Abstract 10923: Heart Rate Turbulence and Severity of Atherosclerotic Coronary Lesion in Patients with History of Myocardial Infarction
Аннотация
Introduction: Prediction of adverse outcomes in patients after myocardial infarction (MI) remains a serious and not completely resolved problem, which pushes researchers to search for new technologies. One of the relatively promising non-invasive methods for predicting sudden coronary death in patients with coronary heart disease may be an assessment of heart rate turbulence (HRT). Hypothesis: to study the association between components of heart rate turbulence (HRT) and severity of atherosclerotic coronary lesion assessed by the SYNTAX and SYNTAX II Scores in patients with a history of myocardial infarction. Methods: study enrolled 106 patients with a history of MI in the mean age of 63.6±8.3 years (median age 64 [58; 69] years). The severity of coronary lesions was estimated by diagnostic selective coronary angiography with an assessment of SYNTAX and SYNTAX II Scores. All patients underwent 24-h Holter ECG monitoring. HRT was determined using two indicators: Turbulence Onset (To, %) and Turbulence Slope (Ts, ms/RRi). Results: after HRT quantification measurements were as follows: To= -1.28±1.75% (-1.09 [-2.21; -0.40]); Ts= 4.98±4.51 ms/RRi (3.66 [1.65; 7.24]).
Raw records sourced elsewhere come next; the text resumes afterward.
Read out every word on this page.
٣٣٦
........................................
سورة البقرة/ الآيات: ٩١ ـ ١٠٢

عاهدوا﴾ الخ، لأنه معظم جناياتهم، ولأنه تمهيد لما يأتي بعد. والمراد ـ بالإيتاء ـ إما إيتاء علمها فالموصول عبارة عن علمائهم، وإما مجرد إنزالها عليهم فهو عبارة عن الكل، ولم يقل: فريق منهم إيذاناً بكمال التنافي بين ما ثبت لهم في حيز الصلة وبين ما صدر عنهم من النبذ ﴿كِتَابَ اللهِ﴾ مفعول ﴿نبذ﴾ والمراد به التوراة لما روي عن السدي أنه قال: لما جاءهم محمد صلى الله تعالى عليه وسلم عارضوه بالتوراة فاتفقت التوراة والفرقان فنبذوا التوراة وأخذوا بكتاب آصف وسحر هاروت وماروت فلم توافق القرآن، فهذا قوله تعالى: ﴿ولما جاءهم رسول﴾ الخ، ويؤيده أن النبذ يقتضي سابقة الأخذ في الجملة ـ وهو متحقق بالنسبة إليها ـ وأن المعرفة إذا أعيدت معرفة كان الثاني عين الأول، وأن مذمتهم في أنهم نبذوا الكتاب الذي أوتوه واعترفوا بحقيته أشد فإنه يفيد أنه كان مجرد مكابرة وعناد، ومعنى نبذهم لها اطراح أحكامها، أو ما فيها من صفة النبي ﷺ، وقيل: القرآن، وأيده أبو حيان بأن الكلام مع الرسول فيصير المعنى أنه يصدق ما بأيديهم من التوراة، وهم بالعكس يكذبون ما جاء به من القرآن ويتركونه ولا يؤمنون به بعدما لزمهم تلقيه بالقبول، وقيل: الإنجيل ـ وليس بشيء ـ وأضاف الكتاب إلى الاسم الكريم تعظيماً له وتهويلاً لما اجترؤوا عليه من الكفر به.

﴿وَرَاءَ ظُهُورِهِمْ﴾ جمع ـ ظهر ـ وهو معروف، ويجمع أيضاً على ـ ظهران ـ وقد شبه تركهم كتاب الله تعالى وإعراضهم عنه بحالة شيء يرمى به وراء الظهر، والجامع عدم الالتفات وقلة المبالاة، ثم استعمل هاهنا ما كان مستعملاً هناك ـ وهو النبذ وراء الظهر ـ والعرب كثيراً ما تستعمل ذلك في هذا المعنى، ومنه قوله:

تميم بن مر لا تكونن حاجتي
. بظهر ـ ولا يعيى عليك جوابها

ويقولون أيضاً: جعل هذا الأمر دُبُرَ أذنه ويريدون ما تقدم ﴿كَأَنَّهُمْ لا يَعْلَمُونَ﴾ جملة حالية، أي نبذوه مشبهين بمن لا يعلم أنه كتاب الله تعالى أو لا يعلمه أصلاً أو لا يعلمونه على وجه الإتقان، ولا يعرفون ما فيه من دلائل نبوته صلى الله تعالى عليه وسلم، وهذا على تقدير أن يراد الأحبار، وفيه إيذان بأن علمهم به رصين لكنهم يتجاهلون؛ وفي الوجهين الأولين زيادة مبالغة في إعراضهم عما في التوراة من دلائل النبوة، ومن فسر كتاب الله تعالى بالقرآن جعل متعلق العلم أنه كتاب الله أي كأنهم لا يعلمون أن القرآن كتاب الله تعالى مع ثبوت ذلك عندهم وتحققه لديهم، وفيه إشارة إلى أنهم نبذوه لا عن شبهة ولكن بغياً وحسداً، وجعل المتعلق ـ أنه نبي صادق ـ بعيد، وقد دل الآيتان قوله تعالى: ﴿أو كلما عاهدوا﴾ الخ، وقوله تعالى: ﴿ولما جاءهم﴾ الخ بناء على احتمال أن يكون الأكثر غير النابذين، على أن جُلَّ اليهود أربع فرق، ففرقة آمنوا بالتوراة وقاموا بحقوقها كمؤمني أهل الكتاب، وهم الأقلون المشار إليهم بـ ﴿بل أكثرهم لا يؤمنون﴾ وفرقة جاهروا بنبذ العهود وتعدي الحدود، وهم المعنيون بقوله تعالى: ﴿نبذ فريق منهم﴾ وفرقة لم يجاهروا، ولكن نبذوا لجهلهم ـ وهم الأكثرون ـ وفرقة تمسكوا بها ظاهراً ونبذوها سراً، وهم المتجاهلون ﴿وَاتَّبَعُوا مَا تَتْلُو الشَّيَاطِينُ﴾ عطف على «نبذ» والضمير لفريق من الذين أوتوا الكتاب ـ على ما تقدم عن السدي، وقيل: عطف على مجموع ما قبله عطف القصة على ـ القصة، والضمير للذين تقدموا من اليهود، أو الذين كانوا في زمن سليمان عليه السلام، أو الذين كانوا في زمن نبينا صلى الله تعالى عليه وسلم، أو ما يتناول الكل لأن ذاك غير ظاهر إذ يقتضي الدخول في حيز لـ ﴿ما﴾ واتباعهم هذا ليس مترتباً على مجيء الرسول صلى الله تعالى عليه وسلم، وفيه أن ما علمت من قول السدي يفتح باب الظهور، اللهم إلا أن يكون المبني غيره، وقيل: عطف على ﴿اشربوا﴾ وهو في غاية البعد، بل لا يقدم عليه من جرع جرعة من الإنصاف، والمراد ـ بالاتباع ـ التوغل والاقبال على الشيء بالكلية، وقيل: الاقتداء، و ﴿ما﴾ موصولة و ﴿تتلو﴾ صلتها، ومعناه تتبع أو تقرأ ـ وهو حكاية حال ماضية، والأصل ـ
Mean SYNTAX Score was 16.8±8.5 (16.0 [10.0; 21.5]); SYNTAX Score II PCI - 30.8±8.9 (30.2 [24.7; 37.0]); SYNTAX Score II CABG - 23.8±7.7 (23.6 [19.0; 29.1]); 4 year PCI mortality - 9.4±9.1% (6.9 [4.4; 11.9]); 4 year CABG mortality - 5.0±3.7% (4.1 [2.8; 6.4]). Spearmen analysis revealed positive correlation between To (r=0.266; p=0.047) and SYNTAX Score II PCI and estimated 4-year PCI mortality rate (r=0.267; p=0.047). Negative correlation relationships were observed between Ts indicator and SYNTAX Score II PCI (r= -0.539; p<0.001), SYNTAX Score II CABG (r= -0.318; p=0.017), 4-year PCI mortality rate (r= -0.539; p<0.001) and 4-year CABG mortality rate (r= -0.348; p=0.008). There were no significant correlations between the rests of the analyzed indicators. Conclusions: Components of HRT have an association with SYNTAX and SYNTAX II scores. In patients with a history of MI, progressive impairment of baroreflex activity, as evidenced by changes in HRT parameters may indicate a more pronounced lesion of coronary arteries.